Histórias e vidas partilhadas
Dezassete anos de convívio, de amizades, de conversas e confissões, de risos partilhados que teve apenas um interregno, durante a pandemia covid 19. “Foi um período muito crítico, porque tivemos de continuar a pagar todas as despesas, inclusive a renda. O que nos aliviou foram alguns nómadas digitais, tínhamos cerca de 60 aqui a viver. É óbvio que nessa altura os jantares diminuíram muito, eram eles que cozinhavam as suas refeições. É engraçado que antes da pandemia tínhamos muitos hóspedes asiáticos, coreanos e japoneses, e depois diminuíram bastante, agora temos muitos americanos, canadianos, australianos… gosto imenso dos australianos, são muito extrovertidos, comunicativos e com uma cabeça muito aberta, os canadianos também são bastante simpáticos e educados. De vez em quando aparecem por cá estreantes. (risos) Já tivemos um miúdo amoroso da Mauritânia, muito simpático e falava muito bem inglês.
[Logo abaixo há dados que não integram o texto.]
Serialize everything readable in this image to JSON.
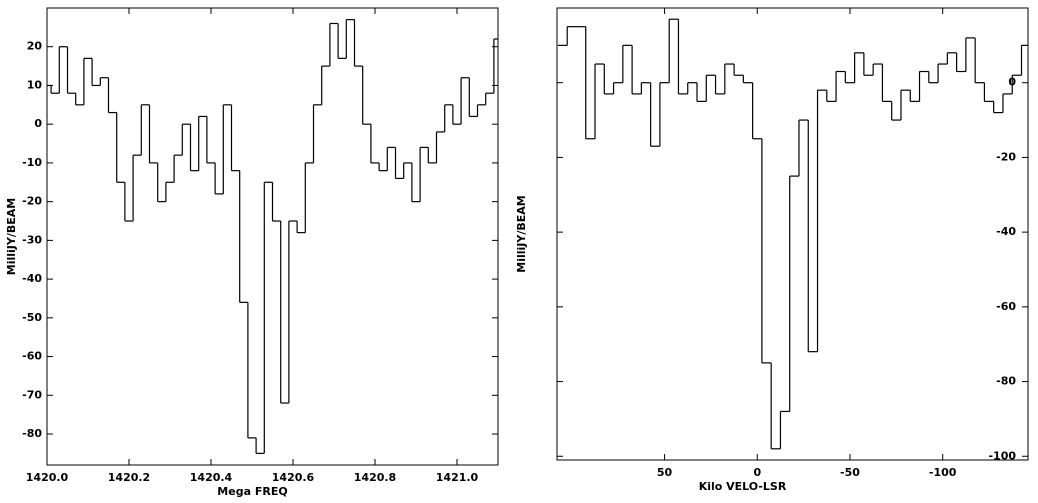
{
  "chart_data": [
    {
      "type": "line",
      "step": true,
      "color": "#000000",
      "y_label": "MilliJY/BEAM",
      "x_label": "Mega FREQ",
      "xlim": [
        1420.0,
        1421.1
      ],
      "ylim": [
        -88,
        30
      ],
      "xticks": [
        {
          "value": 1420,
          "label": "1420.0"
        },
        1420.2,
        1420.4,
        1420.6,
        1420.8,
        {
          "value": 1421,
          "label": "1421.0"
        }
      ],
      "yticks": [
        20,
        10,
        0,
        -10,
        -20,
        -30,
        -40,
        -50,
        -60,
        -70,
        -80
      ],
      "x": [
        1420.0,
        1420.02,
        1420.04,
        1420.06,
        1420.08,
        1420.1,
        1420.12,
        1420.14,
        1420.16,
        1420.18,
        1420.2,
        1420.22,
        1420.24,
        1420.26,
        1420.28,
        1420.3,
        1420.32,
        1420.34,
        1420.36,
        1420.38,
        1420.4,
        1420.42,
        1420.44,
        1420.46,
        1420.48,
        1420.5,
        1420.52,
        1420.54,
        1420.56,
        1420.58,
        1420.6,
        1420.62,
        1420.64,
        1420.66,
        1420.68,
        1420.7,
        1420.72,
        1420.74,
        1420.76,
        1420.78,
        1420.8,
        1420.82,
        1420.84,
        1420.86,
        1420.88,
        1420.9,
        1420.92,
        1420.94,
        1420.96,
        1420.98,
        1421.0,
        1421.02,
        1421.04,
        1421.06,
        1421.08,
        1421.1
      ],
      "values": [
        10,
        8,
        20,
        8,
        5,
        17,
        10,
        12,
        3,
        -15,
        -25,
        -8,
        5,
        -10,
        -20,
        -15,
        -8,
        0,
        -12,
        2,
        -10,
        -18,
        5,
        -12,
        -46,
        -81,
        -85,
        -15,
        -25,
        -72,
        -25,
        -28,
        -10,
        5,
        15,
        26,
        17,
        27,
        15,
        0,
        -10,
        -12,
        -6,
        -14,
        -10,
        -20,
        -6,
        -10,
        -2,
        5,
        0,
        12,
        2,
        5,
        8,
        22
      ]
    },
    {
      "type": "line",
      "step": true,
      "color": "#000000",
      "y_label": "MilliJY/BEAM",
      "x_label": "Kilo VELO-LSR",
      "xlim": [
        108,
        -146
      ],
      "ylim": [
        -101,
        20
      ],
      "xticks": [
        50,
        0,
        -50,
        -100
      ],
      "yticks": [
        0,
        -20,
        -40,
        -60,
        -80,
        -100
      ],
      "x": [
        105,
        100,
        95,
        90,
        85,
        80,
        75,
        70,
        65,
        60,
        55,
        50,
        45,
        40,
        35,
        30,
        25,
        20,
        15,
        10,
        5,
        0,
        -5,
        -10,
        -15,
        -20,
        -25,
        -30,
        -35,
        -40,
        -45,
        -50,
        -55,
        -60,
        -65,
        -70,
        -75,
        -80,
        -85,
        -90,
        -95,
        -100,
        -105,
        -110,
        -115,
        -120,
        -125,
        -130,
        -135,
        -140,
        -145
      ],
      "values": [
        10,
        15,
        15,
        -15,
        5,
        -3,
        0,
        10,
        -3,
        0,
        -17,
        0,
        17,
        -3,
        0,
        -5,
        2,
        -3,
        5,
        2,
        0,
        -15,
        -75,
        -98,
        -88,
        -25,
        -10,
        -72,
        -2,
        -5,
        3,
        0,
        8,
        2,
        5,
        -5,
        -10,
        -2,
        -5,
        3,
        0,
        5,
        8,
        3,
        12,
        0,
        -5,
        -8,
        -3,
        2,
        10
      ]
    }
  ]
}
Adoro falar com eles, conhecer um pouco das suas histórias e dos seus países. Já viu as cartas que nos enviam? Colocamos em molduras e penduramos na parede. De vez em quando regressam e é uma alegria. Há uns meses veio cá um canadiano e trouxe a mulher dele, conheceram-se aqui em Lisboa, no hostel, começaram a namorar e casaram. Trouxeram-me um presente, fiquei muito feliz por eles. Estas histórias felizes enchem sempre o coração. Depois há outras, menos, que nos afetam bastante. Há uns anos, tivemos um rapaz francês que tinha dificuldade em socializar com os outros miúdos. Um dia adoeceu e teve de ser internado no Hospital de São José. Ninguém da família veio visitá-lo, por isso fui eu, todos os dias até ele sair.”
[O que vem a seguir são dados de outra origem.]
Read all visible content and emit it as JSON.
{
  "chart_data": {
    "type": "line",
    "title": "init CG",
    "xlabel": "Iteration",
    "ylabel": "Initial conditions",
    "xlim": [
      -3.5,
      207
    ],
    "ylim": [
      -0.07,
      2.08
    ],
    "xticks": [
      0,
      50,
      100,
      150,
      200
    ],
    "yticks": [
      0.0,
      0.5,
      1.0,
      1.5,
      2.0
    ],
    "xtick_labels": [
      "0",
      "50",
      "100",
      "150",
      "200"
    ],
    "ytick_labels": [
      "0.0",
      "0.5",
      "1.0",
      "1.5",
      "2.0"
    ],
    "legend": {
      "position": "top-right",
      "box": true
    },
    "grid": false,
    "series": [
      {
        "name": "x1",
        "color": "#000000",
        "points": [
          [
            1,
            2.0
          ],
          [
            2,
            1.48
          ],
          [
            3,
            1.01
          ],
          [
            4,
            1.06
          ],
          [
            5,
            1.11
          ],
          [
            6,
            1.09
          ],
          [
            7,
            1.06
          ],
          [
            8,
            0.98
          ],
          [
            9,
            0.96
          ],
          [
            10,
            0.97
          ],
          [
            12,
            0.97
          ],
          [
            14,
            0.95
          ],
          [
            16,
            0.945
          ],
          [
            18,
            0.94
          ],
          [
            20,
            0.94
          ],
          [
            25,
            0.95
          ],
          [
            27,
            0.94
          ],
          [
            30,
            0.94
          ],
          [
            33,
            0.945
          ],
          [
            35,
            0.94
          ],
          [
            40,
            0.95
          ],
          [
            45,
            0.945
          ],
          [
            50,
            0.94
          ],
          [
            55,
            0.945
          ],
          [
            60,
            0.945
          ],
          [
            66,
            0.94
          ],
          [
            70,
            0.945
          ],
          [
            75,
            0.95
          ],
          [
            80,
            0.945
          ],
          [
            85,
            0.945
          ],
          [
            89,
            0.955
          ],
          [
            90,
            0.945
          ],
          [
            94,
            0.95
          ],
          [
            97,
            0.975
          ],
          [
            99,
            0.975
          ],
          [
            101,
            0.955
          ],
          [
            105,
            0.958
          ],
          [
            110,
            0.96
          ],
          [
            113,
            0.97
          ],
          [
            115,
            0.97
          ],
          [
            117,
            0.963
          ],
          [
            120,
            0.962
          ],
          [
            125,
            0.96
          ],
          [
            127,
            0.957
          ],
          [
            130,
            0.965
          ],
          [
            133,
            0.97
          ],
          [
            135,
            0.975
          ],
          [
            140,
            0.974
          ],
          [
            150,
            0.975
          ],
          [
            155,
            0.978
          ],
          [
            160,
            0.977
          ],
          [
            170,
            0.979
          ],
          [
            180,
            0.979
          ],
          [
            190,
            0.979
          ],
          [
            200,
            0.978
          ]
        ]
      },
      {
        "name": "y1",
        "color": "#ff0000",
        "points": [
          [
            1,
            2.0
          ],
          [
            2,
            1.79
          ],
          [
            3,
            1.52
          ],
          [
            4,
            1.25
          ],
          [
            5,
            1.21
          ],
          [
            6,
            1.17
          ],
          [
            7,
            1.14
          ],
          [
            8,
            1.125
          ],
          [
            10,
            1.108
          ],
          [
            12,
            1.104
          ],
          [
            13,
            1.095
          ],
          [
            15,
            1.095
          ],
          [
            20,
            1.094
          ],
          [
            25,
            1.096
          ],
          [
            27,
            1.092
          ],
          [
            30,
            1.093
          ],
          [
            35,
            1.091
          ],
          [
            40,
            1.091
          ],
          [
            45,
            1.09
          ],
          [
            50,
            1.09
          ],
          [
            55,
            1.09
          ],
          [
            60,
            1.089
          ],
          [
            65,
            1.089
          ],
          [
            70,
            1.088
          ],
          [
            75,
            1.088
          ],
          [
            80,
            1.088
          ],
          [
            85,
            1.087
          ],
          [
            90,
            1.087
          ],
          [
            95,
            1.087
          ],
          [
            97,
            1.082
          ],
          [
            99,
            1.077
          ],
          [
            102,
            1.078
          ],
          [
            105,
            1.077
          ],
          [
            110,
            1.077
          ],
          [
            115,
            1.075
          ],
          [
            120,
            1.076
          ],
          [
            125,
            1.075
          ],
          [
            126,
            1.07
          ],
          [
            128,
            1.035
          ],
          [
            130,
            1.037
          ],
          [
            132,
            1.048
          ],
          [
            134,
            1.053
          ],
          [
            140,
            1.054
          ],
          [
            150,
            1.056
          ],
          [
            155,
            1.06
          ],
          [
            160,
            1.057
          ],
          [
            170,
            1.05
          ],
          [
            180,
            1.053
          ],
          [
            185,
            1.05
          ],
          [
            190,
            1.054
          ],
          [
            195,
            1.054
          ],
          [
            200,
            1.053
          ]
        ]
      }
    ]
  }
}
No dia e véspera de Natal não costumam ter muita gente, mas ainda assim a Mamma Isabel deixa as refeições preparadas. “Faço questão de fazer um bacalhau para a noite de natal e peru para o almoço de natal. O que faria para tornar o nosso hostel ainda mais especial? Não sei, acho que já o é, temos um ponto forte que é o ambiente que aqui se cria, estão em casa. Isso é uma característica especial. Eles não vêm só para dormir, é o estar, o jantar com a Mamma, a comida caseira, o ponto de encontro, de partilha e de comunhão… e agora precisamos tanto disso, não é?” Terminámos a nossa conversa e a Mamma lá foi para a cozinha preparar o jantar: peru assado no forno com legumes para mais de 50 comensais que aguardavam ansiosamente pelo momento. A nós, da ACTIVA, ficou o convite para nos juntarmos ao ritual num destes dias. Combinado!